For motifs, TFs whose motifs overlapped with an open ATAC-seq region by at least one base pair were kept. For ChIP-seq, TF binding sites that overlapped with an open ATAC-seq region by at least one base pair were kept using bedtools intersect and bedtools merge commands.
An interaction from a TF to a gene was inferred by aligning transcription start sites (TSS) using bedtools window commands with 1000 bp window size to the TF-binding locations from ChIP-seq and motifs.
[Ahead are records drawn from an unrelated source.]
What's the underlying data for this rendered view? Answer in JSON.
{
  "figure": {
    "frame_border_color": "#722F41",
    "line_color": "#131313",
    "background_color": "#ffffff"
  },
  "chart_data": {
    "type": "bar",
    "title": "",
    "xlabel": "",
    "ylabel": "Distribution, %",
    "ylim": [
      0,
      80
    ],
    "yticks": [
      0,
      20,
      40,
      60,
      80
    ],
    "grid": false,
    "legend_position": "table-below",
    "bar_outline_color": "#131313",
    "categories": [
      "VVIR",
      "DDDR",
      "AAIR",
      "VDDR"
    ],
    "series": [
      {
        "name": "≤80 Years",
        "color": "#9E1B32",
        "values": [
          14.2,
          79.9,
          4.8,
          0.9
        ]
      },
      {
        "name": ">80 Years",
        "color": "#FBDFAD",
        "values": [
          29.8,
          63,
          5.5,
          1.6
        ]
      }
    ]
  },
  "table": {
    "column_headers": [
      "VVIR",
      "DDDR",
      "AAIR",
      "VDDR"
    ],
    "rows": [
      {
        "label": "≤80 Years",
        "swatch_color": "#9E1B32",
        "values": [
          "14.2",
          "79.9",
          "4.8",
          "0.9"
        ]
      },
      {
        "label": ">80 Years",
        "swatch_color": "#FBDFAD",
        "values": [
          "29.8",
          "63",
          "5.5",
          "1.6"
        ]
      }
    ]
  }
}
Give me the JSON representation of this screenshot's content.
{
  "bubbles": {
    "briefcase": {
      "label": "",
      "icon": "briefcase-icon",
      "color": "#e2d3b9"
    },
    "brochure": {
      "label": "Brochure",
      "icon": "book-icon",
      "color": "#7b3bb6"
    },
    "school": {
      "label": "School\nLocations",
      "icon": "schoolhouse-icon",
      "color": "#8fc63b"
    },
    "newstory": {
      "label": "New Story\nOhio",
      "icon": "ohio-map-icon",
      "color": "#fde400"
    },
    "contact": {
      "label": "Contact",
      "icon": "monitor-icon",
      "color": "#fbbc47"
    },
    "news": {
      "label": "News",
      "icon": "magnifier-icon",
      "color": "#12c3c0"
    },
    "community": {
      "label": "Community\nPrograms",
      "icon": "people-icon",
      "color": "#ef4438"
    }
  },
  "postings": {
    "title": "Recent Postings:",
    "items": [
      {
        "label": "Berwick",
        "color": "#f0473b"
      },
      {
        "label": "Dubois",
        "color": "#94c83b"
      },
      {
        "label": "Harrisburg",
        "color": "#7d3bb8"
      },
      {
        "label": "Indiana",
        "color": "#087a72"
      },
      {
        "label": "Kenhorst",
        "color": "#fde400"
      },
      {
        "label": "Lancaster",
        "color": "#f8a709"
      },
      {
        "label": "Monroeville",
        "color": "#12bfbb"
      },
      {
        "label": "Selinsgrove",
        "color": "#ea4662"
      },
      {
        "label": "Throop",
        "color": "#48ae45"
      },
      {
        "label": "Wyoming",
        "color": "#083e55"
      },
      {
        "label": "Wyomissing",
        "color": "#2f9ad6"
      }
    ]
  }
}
For eY1H data, an interaction is included if the TSS site of the target gene overlaps with an open ATAC-seq region by at least one base pair.
For gene-gene interactions, of the 298 studies compiled in WormExp v1.0 database (Yang et al, 2016, updated 27/07/16), 98 studies were included in the database spanning 126 different genes (see Table S1 in this repository).